Литмир - Электронная Библиотека
Содержание  
A
A

— Положим, я читал. И не только эти, но и другие, о которых большинство из вас даже понятия не имеет. А Михаил проштудировал Фурье от корки до корки.

— Ваш брат был, но ничего не сказал. Правда, вид у него был недовольный и, как мне показалось, очень важный. Похоже, что он перестанет ходить к Петрашевскому.

«Вот как, и Григорьев заметил», — мельком подумал Федор. А вслух спросил:

— Это кто же нас так — сам Петрашевский?

— Нет, Баласогло. А Момбелли вступился и сказал, что не надо бранить литераторов; их большая заслуга уже в том, что они разделяют общие с нами идеи.

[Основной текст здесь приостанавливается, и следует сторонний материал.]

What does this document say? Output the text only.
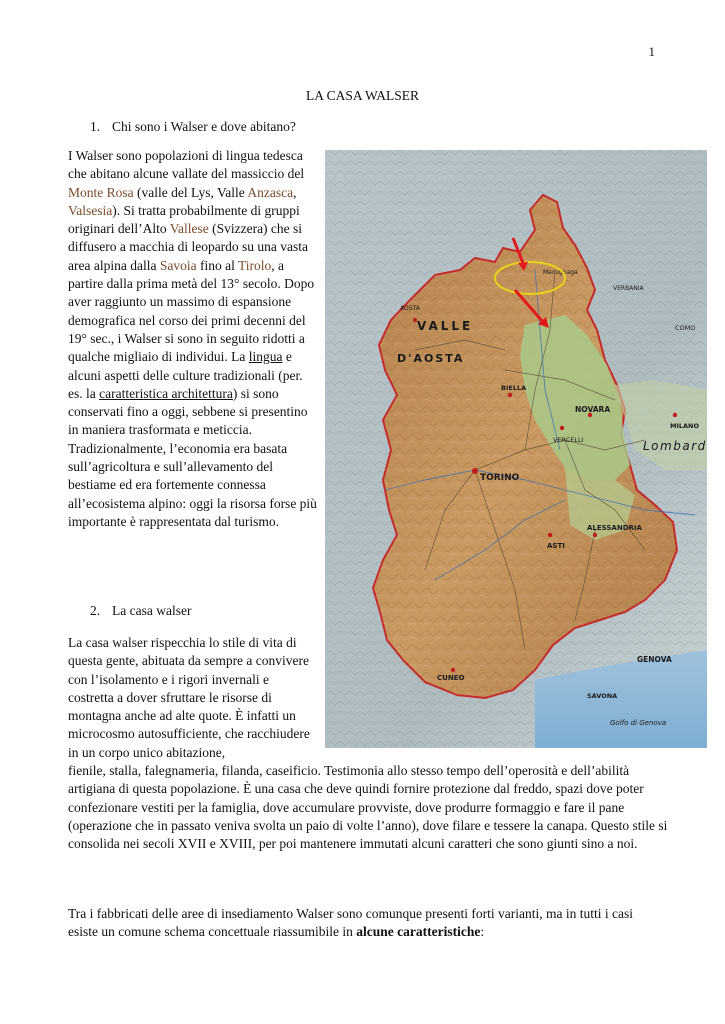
1
LA CASA WALSER
1. Chi sono i Walser e dove abitano?
I Walser sono popolazioni di lingua tedesca che abitano alcune vallate del massiccio del Monte Rosa (valle del Lys, Valle Anzasca, Valsesia). Si tratta probabilmente di gruppi originari dell’Alto Vallese (Svizzera) che si diffusero a macchia di leopardo su una vasta area alpina dalla Savoia fino al Tirolo, a partire dalla prima metà del 13° secolo. Dopo aver raggiunto un massimo di espansione demografica nel corso dei primi decenni del 19° sec., i Walser si sono in seguito ridotti a qualche migliaio di individui. La lingua e alcuni aspetti delle culture tradizionali (per. es. la caratteristica architettura) si sono conservati fino a oggi, sebbene si presentino in maniera trasformata e meticcia. Tradizionalmente, l’economia era basata sull’agricoltura e sull’allevamento del bestiame ed era fortemente connessa all’ecosistema alpino: oggi la risorsa forse più importante è rappresentata dal turismo.
2. La casa walser
La casa walser rispecchia lo stile di vita di questa gente, abituata da sempre a convivere con l’isolamento e i rigori invernali e costretta a dover sfruttare le risorse di montagna anche ad alte quote. È infatti un microcosmo autosufficiente, che racchiudere in un corpo unico abitazione,
fienile, stalla, falegnameria, filanda, caseificio. Testimonia allo stesso tempo dell’operosità e dell’abilità artigiana di questa popolazione. È una casa che deve quindi fornire protezione dal freddo, spazi dove poter confezionare vestiti per la famiglia, dove accumulare provviste, dove produrre formaggio e fare il pane (operazione che in passato veniva svolta un paio di volte l’anno), dove filare e tessere la canapa. Questo stile si consolida nei secoli XVII e XVIII, per poi mantenere immutati alcuni caratteri che sono giunti sino a noi.
Tra i fabbricati delle aree di insediamento Walser sono comunque presenti forti varianti, ma in tutti i casi esiste un comune schema concettuale riassumibile in alcune caratteristiche:
VALLE
D'AOSTA
AOSTA
TORINO
NOVARA
VERCELLI
BIELLA
ASTI
ALESSANDRIA
CUNEO
GENOVA
SAVONA
MILANO
Lombard
COMO
VERBANIA
Macugnaga
Golfo di Genova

— А кто же поминал литераторов?

— Начало положил Петрашевский, он все больше говорил о том, как должно поступать литераторам, чтобы вернее действовать на публику.

— Ну и как же?

— Они должны учиться этому у Жорж Санд и Евгения Сю. Романы этих писателей потому имеют такое влияние во всех странах, что в них повсюду разлита истина, которую творцы их изучили со всей горячностью.

— А еще о чем он говорил? Да вы расскажите связно.

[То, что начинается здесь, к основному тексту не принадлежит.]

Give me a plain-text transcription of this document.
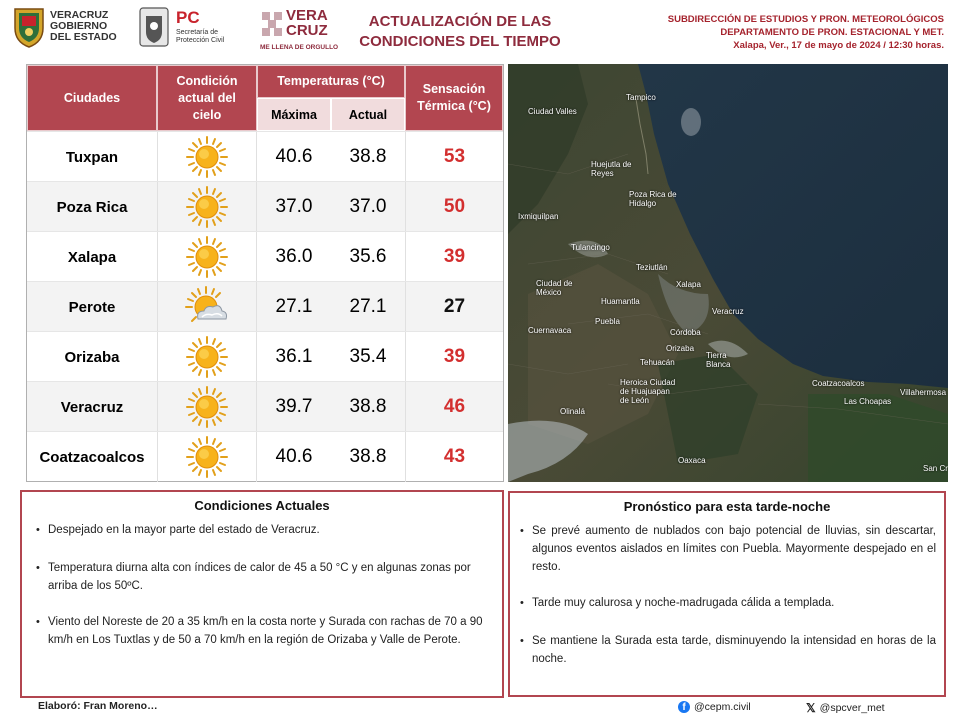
VERACRUZ
GOBIERNO
DEL ESTADO
PC
Secretaría de
Protección Civil
VERA
CRUZ
ME LLENA DE ORGULLO
ACTUALIZACIÓN DE LAS
CONDICIONES DEL TIEMPO
SUBDIRECCIÓN DE ESTUDIOS Y PRON. METEOROLÓGICOS
DEPARTAMENTO DE PRON. ESTACIONAL Y MET.
Xalapa, Ver., 17 de mayo de 2024 / 12:30 horas.
Ciudades
Condición actual del cielo
Temperaturas (°C)
Máxima	Actual
Sensación Térmica (°C)
Tuxpan	40.6	38.8	53
Poza Rica	37.0	37.0	50
Xalapa	36.0	35.6	39
Perote	27.1	27.1	27
Orizaba	36.1	35.4	39
Veracruz	39.7	38.8	46
Coatzacoalcos	40.6	38.8	43
Tampico
Ciudad Valles
Huejutla de Reyes
Poza Rica de Hidalgo
Ixmiquilpan
Tulancingo
Teziutlán
Xalapa
Ciudad de México
Huamantla
Veracruz
Puebla
Cuernavaca	Córdoba
Orizaba
Tehuacán
Tierra Blanca
Heroica Ciudad de Huajuapan de León
Coatzacoalcos
Las Choapas
Villahermosa
Olinalá
Oaxaca
San Cr
Condiciones Actuales
• Despejado en la mayor parte del estado de Veracruz.
• Temperatura diurna alta con índices de calor de 45 a 50 °C y en algunas zonas por arriba de los 50ºC.
• Viento del Noreste de 20 a 35 km/h en la costa norte y Surada con rachas de 70 a 90 km/h en Los Tuxtlas y de 50 a 70 km/h en la región de Orizaba y Valle de Perote.
Pronóstico para esta tarde-noche
• Se prevé aumento de nublados con bajo potencial de lluvias, sin descartar, algunos eventos aislados en límites con Puebla. Mayormente despejado en el resto.
• Tarde muy calurosa y noche-madrugada cálida a templada.
• Se mantiene la Surada esta tarde, disminuyendo la intensidad en horas de la noche.
Elaboró: Fran Moreno…	f @cepm.civil	𝕏 @spcver_met
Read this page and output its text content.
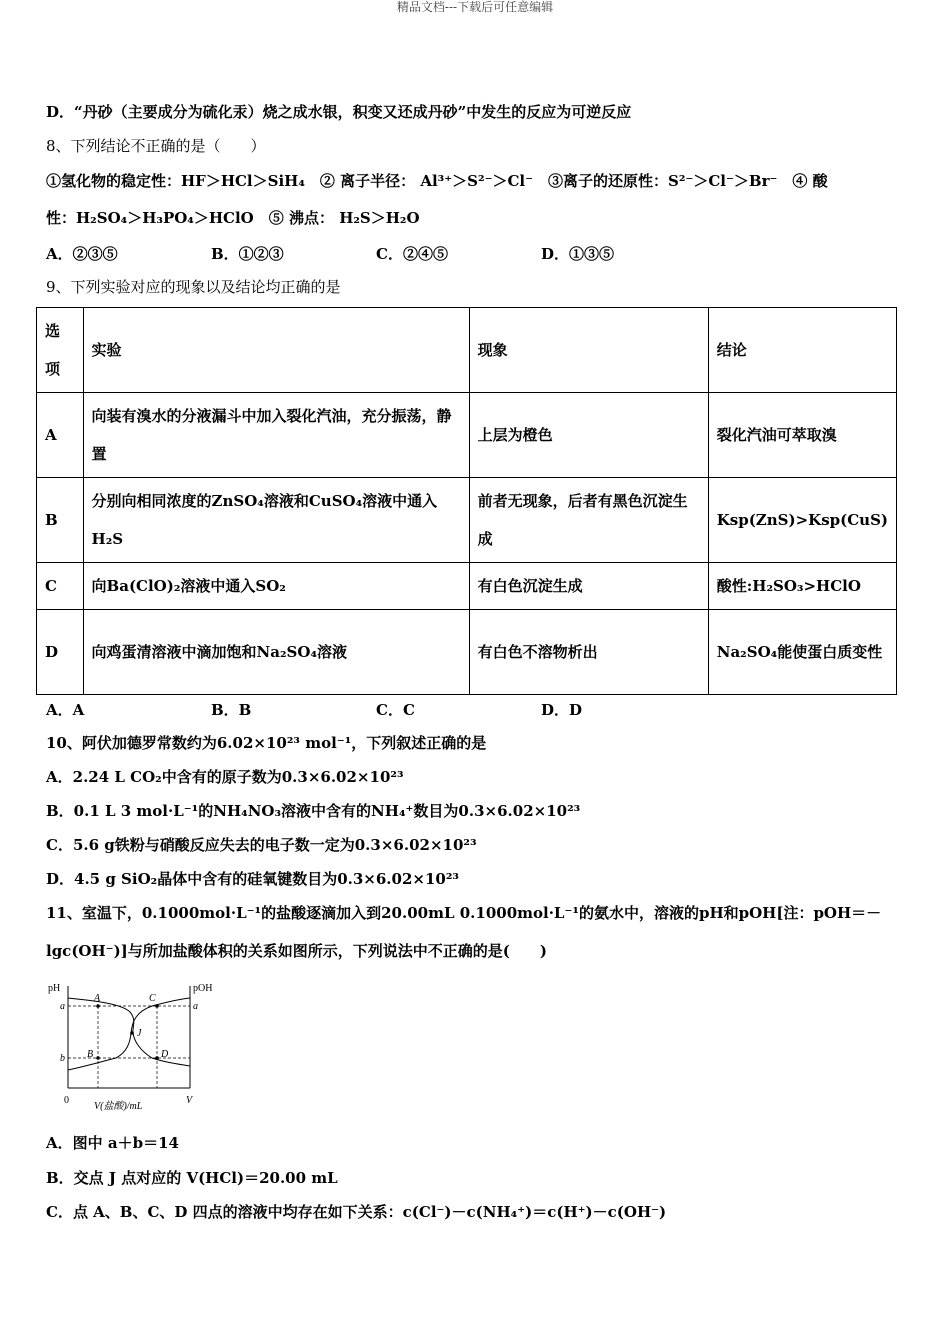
精品文档---下载后可任意编辑
D．“丹砂（主要成分为硫化汞）烧之成水银，积变又还成丹砂”中发生的反应为可逆反应
8、下列结论不正确的是（　　）
①氢化物的稳定性：HF＞HCl＞SiH₄　② 离子半径： Al³⁺＞S²⁻＞Cl⁻　③离子的还原性：S²⁻＞Cl⁻＞Br⁻　④ 酸
性：H₂SO₄＞H₃PO₄＞HClO　⑤ 沸点： H₂S＞H₂O
A．②③⑤	B．①②③	C．②④⑤	D．①③⑤
9、下列实验对应的现象以及结论均正确的是
选项	实验	现象	结论
A	向装有溴水的分液漏斗中加入裂化汽油，充分振荡，静置	上层为橙色	裂化汽油可萃取溴
B	分别向相同浓度的ZnSO₄溶液和CuSO₄溶液中通入H₂S	前者无现象，后者有黑色沉淀生成	Ksp(ZnS)>Ksp(CuS)
C	向Ba(ClO)₂溶液中通入SO₂	有白色沉淀生成	酸性:H₂SO₃>HClO
D	向鸡蛋清溶液中滴加饱和Na₂SO₄溶液	有白色不溶物析出	Na₂SO₄能使蛋白质变性
A．A	B．B	C．C	D．D
10、阿伏加德罗常数约为6.02×10²³ mol⁻¹，下列叙述正确的是
A．2.24 L CO₂中含有的原子数为0.3×6.02×10²³
B．0.1 L 3 mol·L⁻¹的NH₄NO₃溶液中含有的NH₄⁺数目为0.3×6.02×10²³
C．5.6 g铁粉与硝酸反应失去的电子数一定为0.3×6.02×10²³
D．4.5 g SiO₂晶体中含有的硅氧键数目为0.3×6.02×10²³
11、室温下，0.1000mol·L⁻¹的盐酸逐滴加入到20.00mL 0.1000mol·L⁻¹的氨水中，溶液的pH和pOH[注：pOH＝－
lgc(OH⁻)]与所加盐酸体积的关系如图所示，下列说法中不正确的是(　　)
pH	pOH
a	a
b
A
B
C
D
J
0
V(盐酸)/mL
V
A．图中 a＋b＝14
B．交点 J 点对应的 V(HCl)＝20.00 mL
C．点 A、B、C、D 四点的溶液中均存在如下关系：c(Cl⁻)－c(NH₄⁺)＝c(H⁺)－c(OH⁻)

«Зачем, однако, мне это нужно? — подумал он тотчас же. — Ведь там был Михаил, — значит, в воскресенье я все узнаю в подробностях. А впрочем, все равно».

— Еще говорили о журналистике, что журналистика на Западе потому имеет такой вес, что там всякий журнал есть отголосок какого-нибудь отдельного класса общества, или, иначе, что это не спекуляция какого-нибудь отдельного лица, но орган для передачи идей и мыслей целой группы лиц, содержащей этот журнал на акциях. В нашей же журналистике, напротив, преобладает дух спекуляции. Еще сказал, что у нас всякий чуть ли не со школьной скамьи воображает себя великим писателем. И наконец, — дай бог памяти! — о цензуре: что цензура может и не мешать, если только цензорам предоставлять всегда истину в таком виде, чтобы они ее и принять не могли за что-нибудь другое, кроме как за истину; дескать, всякий человек несет в себе зародыш истины, а это значит, что и цензоров можно пробудить и вразумить. Ведь не может же быть, чтобы они говорили «дважды два — пять», когда весь свет принимает, что дважды два — четыре. Момбелли ему возражал, говорил, что на цензоров надо действовать не убеждением, а обманом, воровски, с тем чтобы из множества идей проскочила хоть одна.

— Ну, а вы сами как думаете? — спросил Федор.

— Насчет цензуры?

— Насчет всего.

— Насчет всего? — переспросил Григорьев, усмехаясь. И эта усмешка как-то сблизила с ним Федора. — Насчет всего я думаю так: литераторам Достоевским и Дурову следует читать серьезные книги и, кроме того, учиться у Жорж Санд и Евгения Сю, а также без всякого зазрения совести обманывать цензоров. И вообще, что для достижения цели все средства хороши.

— А в чем вы полагаете цель?

— И об этом спрашиваете меня вы?

— Да, я, а что? — несколько опешил Федор.

— А то, что, хотя ваш брат и возмущался моим сочинением, а вы молчали, я прекрасно видел, что оно вам по душе. А значит, и цель, которую оно перед собой ставит.

Федор задумался: наряду с явно непривлекательными чертами в этом Григорьеве открылось и что-то симпатичное. Впрочем, он все-таки не чувствовал к нему доверия.

— Довольны ли вы своей службой? — спросил он, понимая, что слишком длительная пауза опасна. Вышло очень по-менторски, но он не придумал ничего иного.

— Что служба! — пожал плечами Григорьев. — Разве сейчас можно служить с душою? Такие люди, как мы с вами, не скоро еще получат настоящий простор для деятельности!

«Вот оно что!» — подумал Федор. Последние слова приоткрывали Григорьева с новой и несколько неожиданной стороны. Выходит, он мечтает о «просторе» для своих буйных, но, так сказать, скованных неблагоприятными социальными обстоятельствами сил… Ну что ж, это ничего… Как говорит Спешнев, пока что наши дороги сходятся, а там видно будет. Впрочем, может быть, он, Федор, поторопился с выводами? Может быть, Григорьев имел в виду что-нибудь другое?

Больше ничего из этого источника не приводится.